This page shows you the most important aspects of writing fault tolerant message consumers. Not all described situations may (seem to) occur in your system, but it is a good idea anyway to meet these guidelines.

Often it is very difficult to rule out some of the listed problems, because a distributed system is not easy to understand. Furthermore your system may change and so its behavior. So its best to design your consumers upfront in a way that it does not fail when you need to scale up, get into a high traffic situations or receive invalid messages.

1. Ensure old messages dont overwrite new data

The order of the messages is not guaranteed within the message broker. Therefore you have to deal with old messages that get ahead of new messages.

To get around this issue make sure you have a message property that allows you to sort out old messages. For instance a timestamp or a sequence number. Persist this value somewhere and ignore (but ack) messages that are older than the current state.

2. Implement "idempotent" consumers

Messages can and will arrive multiple times when using a message broker. A typical scenario is a consumer that crashes right before a message is acked.
The broker will re-sent the unacked message later on despite it was processed already.

Make sure your consumers are implemented in an "idempotent" way. This means that it should be safe to process the same message twice. For instance - a message stating "delete entry x" should not fail even if entry x was already deleted before.

3. Restart consumers on failure

Let your consumers shutdown gracefully if something unexpected (or something critical and known) happens. Especially for long running processes this behaviour is much safer and reliable then trying to recover from an unexpected exception or other error-states instead.

The message broker module provides a special exception for this case: The CriticalErrorException that denotes that the consumer can not continue. Throw this exception for example when your mysql connection dies or other dependent systems are not available anymore.

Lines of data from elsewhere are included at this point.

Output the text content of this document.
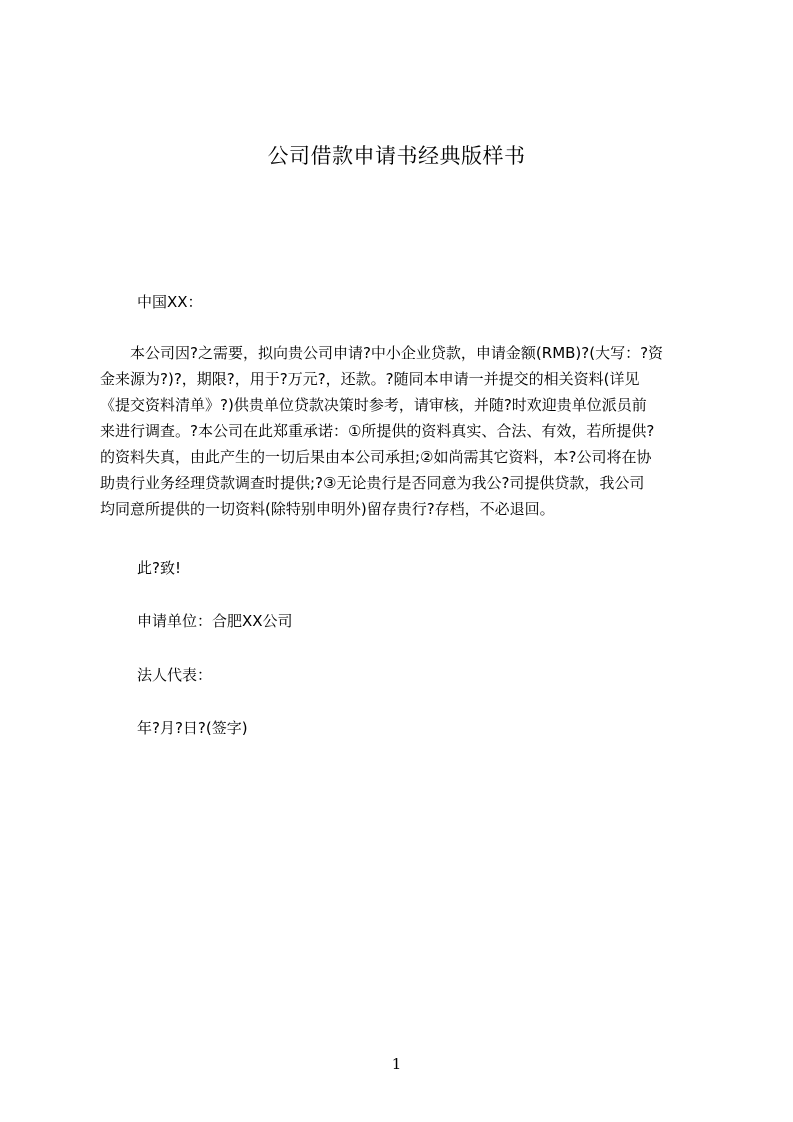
公司借款申请书经典版样书
中国XX：
　　本公司因?之需要，拟向贵公司申请?中小企业贷款，申请金额(RMB)?(大写：?资
金来源为?)?，期限?，用于?万元?，还款。?随同本申请一并提交的相关资料(详见
《提交资料清单》?)供贵单位贷款决策时参考，请审核，并随?时欢迎贵单位派员前
来进行调查。?本公司在此郑重承诺：①所提供的资料真实、合法、有效，若所提供?
的资料失真，由此产生的一切后果由本公司承担;②如尚需其它资料，本?公司将在协
助贵行业务经理贷款调查时提供;?③无论贵行是否同意为我公?司提供贷款，我公司
均同意所提供的一切资料(除特别申明外)留存贵行?存档，不必退回。
此?致!
申请单位：合肥XX公司
法人代表：
年?月?日?(签字)
1
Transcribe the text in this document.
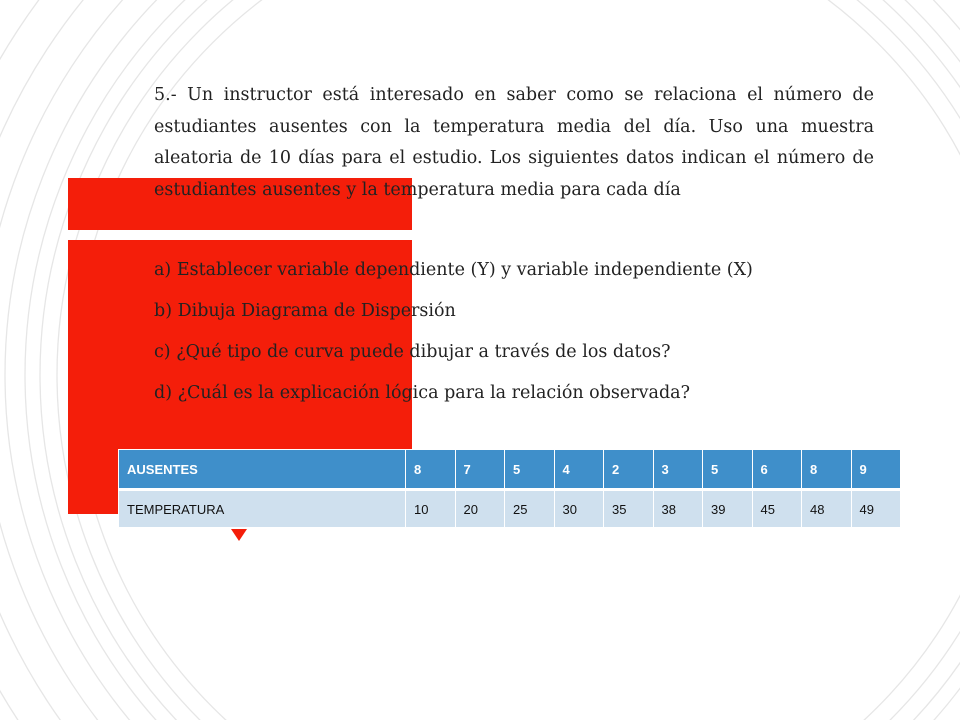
5.- Un instructor está interesado en saber como se relaciona el número de estudiantes ausentes con la temperatura media del día. Uso una muestra aleatoria de 10 días para el estudio. Los siguientes datos indican el número de estudiantes ausentes y la temperatura media para cada día

a) Establecer variable dependiente (Y) y variable independiente (X)
b) Dibuja Diagrama de Dispersión
c) ¿Qué tipo de curva puede dibujar a través de los datos?
d) ¿Cuál es la explicación lógica para la relación observada?
AUSENTES	8	7	5	4	2	3	5	6	8	9
TEMPERATURA	10	20	25	30	35	38	39	45	48	49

The message broker module will log the exception to watchdog (which may fail of course) and exit with code 1. We recommend you add a small (bash script) wrapper that is responsible for restarting the process if anything bad happens.

4. Dont let invalid messages flood your queues

Invalid messages are a problem for your whole system, because they fail processing and thus get re-delivered all the time to your consumers. Your queues will slowly fill up and your consumers spend more time in processing messages that cant be acked.
This degrades the overall system performance and can become an even bigger problem if you dont keep an eye on it.

The solution is to acknowledge the invalid messages although you can't process them. The message broker module supports this scenario by providing the special purpose InvalidMessageException. Throw this if you discover something invalid within the message body.

The module will catch the exception, acknowledge the message and log a small info about it to watchdog. You could also register a invalidMessageHandler for your consumer, which allows you to do more advanced things in this situation.